Аполлос начал уставать.

— Что это за число? — спросил он.

— В нем вся мудрость, — сурово сказал Иоханан. — Напиши по-иудейски: «Нерон кесарь» и сосчитай по буквам, и будет тебе 666. Да, кстати, ты силён в латинской грамоте-то: сколько это будет, если имя Зверя написать по-ихнему?

Аполлос написал на табличке Nero Ceasar и подсчитал. Вышло 616.

— Так вот помни, — обратился Иоханан к Дэмеасу. — Когда будут переписывать по-латыни, так чтобы ставили не 666, а 616, а также и для эллинов высчитали бы, что выйдет по-ихнему… Смотри, не забудь, а то опять смута всякая пойдёт… Ну, слушай дальше…
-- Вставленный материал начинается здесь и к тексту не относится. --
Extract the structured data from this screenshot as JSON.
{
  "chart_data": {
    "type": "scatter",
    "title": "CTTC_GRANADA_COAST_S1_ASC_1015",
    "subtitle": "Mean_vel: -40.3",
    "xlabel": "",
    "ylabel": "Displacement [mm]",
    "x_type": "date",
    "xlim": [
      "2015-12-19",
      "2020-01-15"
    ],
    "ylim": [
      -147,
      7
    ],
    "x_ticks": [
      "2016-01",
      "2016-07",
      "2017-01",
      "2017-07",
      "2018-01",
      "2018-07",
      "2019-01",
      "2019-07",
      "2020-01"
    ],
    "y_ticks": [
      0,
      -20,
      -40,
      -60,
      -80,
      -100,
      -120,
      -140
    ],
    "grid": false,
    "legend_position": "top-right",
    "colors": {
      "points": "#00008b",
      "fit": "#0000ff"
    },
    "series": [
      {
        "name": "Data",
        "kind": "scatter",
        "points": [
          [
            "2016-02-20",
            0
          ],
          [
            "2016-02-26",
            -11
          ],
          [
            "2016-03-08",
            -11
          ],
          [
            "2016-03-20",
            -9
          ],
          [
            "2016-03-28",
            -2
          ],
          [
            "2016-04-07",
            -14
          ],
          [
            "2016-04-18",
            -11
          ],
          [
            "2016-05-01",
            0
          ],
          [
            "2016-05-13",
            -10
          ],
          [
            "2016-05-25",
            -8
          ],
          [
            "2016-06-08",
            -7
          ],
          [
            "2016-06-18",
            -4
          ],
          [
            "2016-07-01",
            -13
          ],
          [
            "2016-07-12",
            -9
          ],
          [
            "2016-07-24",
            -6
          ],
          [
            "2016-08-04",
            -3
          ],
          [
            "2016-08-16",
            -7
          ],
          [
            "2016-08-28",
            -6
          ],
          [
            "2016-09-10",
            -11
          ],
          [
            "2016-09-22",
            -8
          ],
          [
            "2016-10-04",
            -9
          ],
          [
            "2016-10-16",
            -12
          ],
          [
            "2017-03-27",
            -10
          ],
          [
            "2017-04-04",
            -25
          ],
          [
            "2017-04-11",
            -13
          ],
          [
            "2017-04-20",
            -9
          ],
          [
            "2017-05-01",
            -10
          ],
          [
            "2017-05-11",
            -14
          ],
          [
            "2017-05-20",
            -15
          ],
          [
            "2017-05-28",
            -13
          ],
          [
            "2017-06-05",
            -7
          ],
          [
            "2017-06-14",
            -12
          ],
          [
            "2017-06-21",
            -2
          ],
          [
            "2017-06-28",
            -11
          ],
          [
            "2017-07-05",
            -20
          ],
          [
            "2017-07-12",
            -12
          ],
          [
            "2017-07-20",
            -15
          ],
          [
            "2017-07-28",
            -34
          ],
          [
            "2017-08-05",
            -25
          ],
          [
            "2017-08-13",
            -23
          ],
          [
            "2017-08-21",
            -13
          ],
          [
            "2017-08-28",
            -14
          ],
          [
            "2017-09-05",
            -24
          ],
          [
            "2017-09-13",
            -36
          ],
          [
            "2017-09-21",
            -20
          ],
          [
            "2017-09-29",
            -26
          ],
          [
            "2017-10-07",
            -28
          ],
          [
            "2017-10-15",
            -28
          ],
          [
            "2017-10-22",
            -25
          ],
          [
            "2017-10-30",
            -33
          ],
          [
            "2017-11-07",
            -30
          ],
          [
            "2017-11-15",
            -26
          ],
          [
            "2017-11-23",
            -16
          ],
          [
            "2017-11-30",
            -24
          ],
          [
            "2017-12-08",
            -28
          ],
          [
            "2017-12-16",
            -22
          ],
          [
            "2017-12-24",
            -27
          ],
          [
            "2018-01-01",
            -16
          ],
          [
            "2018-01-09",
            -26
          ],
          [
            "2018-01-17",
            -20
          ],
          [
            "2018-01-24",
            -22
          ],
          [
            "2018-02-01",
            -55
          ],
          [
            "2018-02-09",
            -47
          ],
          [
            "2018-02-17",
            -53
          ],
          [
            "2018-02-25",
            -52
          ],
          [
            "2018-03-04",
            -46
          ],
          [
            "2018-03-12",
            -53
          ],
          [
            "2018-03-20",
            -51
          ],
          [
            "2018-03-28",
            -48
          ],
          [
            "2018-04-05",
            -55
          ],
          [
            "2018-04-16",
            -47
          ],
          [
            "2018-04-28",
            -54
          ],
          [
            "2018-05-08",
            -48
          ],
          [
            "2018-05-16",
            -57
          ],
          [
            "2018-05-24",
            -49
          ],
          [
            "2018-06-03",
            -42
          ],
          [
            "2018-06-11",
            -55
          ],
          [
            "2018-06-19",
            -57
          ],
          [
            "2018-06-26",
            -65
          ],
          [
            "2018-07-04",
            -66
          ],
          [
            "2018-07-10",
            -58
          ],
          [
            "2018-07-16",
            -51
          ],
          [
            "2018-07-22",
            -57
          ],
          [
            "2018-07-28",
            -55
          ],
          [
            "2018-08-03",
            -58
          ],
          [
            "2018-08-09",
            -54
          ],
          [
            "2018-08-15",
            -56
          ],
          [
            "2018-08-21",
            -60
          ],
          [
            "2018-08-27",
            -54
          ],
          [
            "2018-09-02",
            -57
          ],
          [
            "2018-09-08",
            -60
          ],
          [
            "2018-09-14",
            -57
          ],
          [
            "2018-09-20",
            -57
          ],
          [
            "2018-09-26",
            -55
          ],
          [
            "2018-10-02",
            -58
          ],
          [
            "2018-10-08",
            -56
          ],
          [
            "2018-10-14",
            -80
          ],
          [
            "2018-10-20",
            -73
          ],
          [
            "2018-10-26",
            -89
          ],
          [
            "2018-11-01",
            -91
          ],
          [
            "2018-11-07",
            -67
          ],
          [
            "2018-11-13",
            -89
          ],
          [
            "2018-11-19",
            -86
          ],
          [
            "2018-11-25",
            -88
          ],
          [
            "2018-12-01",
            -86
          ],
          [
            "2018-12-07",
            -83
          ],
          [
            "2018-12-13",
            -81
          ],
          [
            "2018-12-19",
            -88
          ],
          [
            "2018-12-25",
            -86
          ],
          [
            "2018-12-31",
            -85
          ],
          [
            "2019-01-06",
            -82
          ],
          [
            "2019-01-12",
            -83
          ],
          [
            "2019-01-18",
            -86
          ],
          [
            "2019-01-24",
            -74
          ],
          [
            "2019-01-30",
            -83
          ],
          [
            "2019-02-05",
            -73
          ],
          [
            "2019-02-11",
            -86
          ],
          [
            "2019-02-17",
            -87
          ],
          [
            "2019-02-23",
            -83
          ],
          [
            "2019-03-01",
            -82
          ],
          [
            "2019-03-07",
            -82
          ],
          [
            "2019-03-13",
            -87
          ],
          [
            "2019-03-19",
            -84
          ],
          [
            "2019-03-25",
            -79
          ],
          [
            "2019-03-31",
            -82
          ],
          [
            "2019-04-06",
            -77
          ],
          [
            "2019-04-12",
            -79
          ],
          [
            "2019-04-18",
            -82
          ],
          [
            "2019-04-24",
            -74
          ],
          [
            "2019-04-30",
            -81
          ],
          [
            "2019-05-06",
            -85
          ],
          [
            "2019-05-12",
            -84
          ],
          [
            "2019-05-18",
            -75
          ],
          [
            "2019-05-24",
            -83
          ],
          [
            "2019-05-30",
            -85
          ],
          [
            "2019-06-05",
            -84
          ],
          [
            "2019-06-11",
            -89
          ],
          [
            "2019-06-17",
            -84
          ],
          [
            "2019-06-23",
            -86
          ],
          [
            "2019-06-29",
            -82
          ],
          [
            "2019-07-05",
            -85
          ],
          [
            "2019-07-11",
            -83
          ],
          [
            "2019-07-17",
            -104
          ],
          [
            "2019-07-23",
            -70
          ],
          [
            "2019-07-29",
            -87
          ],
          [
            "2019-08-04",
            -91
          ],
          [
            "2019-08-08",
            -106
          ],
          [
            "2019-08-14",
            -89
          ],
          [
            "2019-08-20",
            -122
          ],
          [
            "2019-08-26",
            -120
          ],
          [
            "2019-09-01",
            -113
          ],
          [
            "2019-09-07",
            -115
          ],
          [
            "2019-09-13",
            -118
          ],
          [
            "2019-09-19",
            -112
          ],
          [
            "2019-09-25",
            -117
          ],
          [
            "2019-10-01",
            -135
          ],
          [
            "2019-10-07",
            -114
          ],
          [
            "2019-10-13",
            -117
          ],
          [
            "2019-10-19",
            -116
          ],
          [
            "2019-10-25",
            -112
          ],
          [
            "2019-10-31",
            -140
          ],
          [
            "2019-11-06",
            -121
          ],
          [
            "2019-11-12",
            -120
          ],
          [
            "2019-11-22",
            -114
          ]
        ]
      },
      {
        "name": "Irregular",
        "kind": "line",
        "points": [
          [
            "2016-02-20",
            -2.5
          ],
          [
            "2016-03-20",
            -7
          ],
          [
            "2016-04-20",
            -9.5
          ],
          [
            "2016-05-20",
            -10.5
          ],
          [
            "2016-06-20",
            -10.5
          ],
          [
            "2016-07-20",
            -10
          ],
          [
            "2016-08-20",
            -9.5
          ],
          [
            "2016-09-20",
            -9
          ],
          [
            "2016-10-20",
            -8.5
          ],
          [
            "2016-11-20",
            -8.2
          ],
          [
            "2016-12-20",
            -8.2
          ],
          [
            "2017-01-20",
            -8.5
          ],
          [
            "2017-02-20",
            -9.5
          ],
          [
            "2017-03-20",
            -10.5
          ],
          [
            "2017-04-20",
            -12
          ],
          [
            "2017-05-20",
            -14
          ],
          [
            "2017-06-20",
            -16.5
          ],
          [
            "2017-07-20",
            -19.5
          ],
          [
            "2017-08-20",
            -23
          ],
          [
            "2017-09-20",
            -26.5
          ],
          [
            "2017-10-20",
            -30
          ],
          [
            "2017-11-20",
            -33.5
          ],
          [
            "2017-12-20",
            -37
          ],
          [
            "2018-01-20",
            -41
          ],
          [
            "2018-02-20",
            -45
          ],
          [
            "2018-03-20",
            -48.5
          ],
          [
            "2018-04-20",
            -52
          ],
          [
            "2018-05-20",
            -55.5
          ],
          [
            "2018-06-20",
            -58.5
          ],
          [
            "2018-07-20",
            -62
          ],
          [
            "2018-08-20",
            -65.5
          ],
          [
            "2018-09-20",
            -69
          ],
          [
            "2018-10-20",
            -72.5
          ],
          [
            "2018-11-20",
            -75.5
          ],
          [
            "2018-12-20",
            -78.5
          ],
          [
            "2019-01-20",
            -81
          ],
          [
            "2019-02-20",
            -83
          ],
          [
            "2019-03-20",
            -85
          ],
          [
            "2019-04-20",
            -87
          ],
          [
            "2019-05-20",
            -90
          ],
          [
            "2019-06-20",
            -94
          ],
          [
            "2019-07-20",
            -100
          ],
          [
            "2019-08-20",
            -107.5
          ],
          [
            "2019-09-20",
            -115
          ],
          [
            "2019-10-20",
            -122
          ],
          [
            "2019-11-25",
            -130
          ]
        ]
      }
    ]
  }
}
И опять начался кроваво-дымный бред, весь в острых изломах, весь в огне, но так как слишком уж много бедствий обрушил старичок, проповедник любви, на бедную землю, то сердце перестало пугаться. Просто становилось душно от этой исступлённой мести неизвестно кому и за что. И вот явился на белом коне — символ победы и триумфа — Верный и Истинный, который праведно судит и воинствует и из уст которого исходит обоюдоострый меч, чтобы поражать народы: «Он пасёт их жезлом железным, он топчет точило вина ярости и гнева Бога Вседержителя. Имя Его — Слово Божие, хотя на бедре его написано и другое имя Его: Царь Царей и Господь господствующих…»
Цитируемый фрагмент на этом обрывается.